DNA immunization targeting the skin: molecular control of adaptive immunity

Abstract

DNA-based immunization represents a novel approach for vaccine development. Recombinant DNA techniques are used to clone DNA sequences encoding antigens of choice into eukaryotic expression plasmids, which are readily and economically amplified in bacteria and recovered with a high degree of purity. For immunization, plasmid DNA is either coated onto microscopic gold particles and bombarded into skin using a gene gun or injected into skin or muscle. Expression of administered genes results in the induction of humoral and cellular immune responses against the encoded antigen. DNA immunization is capable of inducing protective immunity in a number of animal models of infectious disease and cancer. Recent studies suggest that antigen-specific cytotoxic T lymphocyte induction occurs through the presentation of appropriate peptides in the context of major histocompatibility complex molecules on bone marrow-derived professional antigen presenting cells. Following DNA inoculation into the skin, Langerhans cells and/or dermal dendritic cells are believed to acquire the newly synthesized antigen, either through direct transfection or via antigen uptake from transfected keratinocytes, and migrate to regional lymph nodes where they stimulate primary T cell responses.
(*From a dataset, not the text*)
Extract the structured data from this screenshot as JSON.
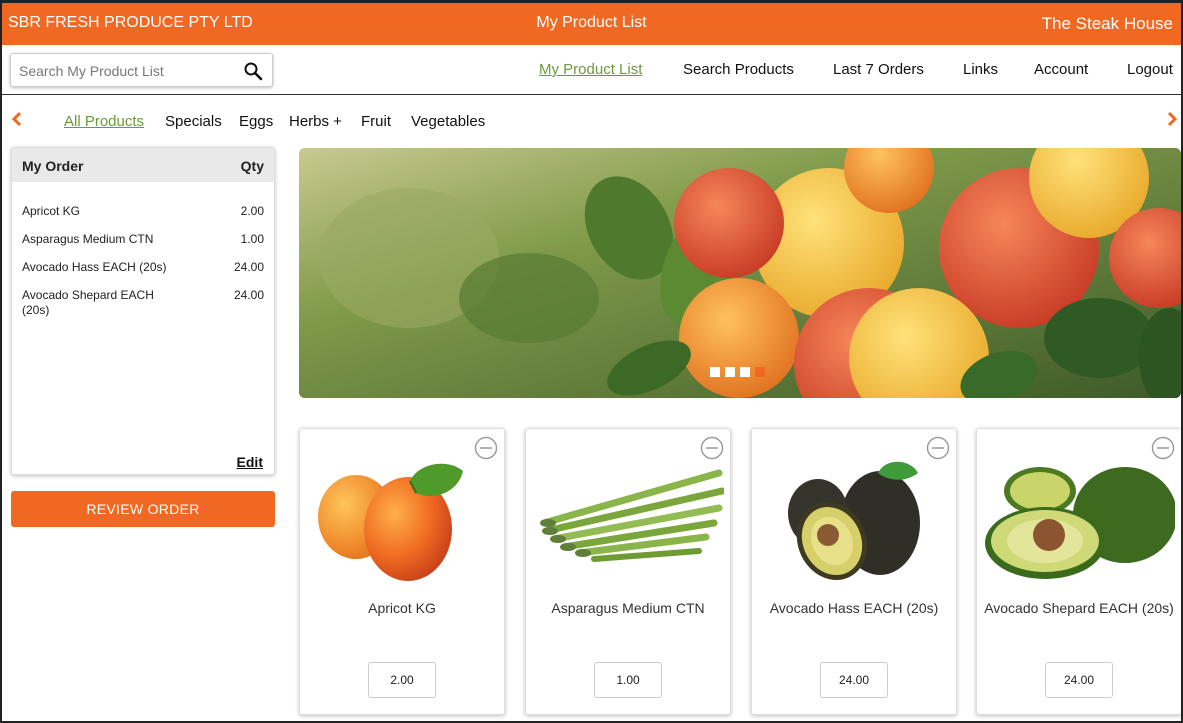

The nature of the immune response depends on the route, method, and timing of DNA delivery and can also be influenced by co-delivery of plasmids encoding immunomodulating cytokines like IFN-alpha, IL-2, or IL-12 and costimulatory molecules like B7-1. While many aspects of the biology of cutaneous DNA immunization remain unknown, the skin appears to offer unique potential as a target for DNA-based immunization.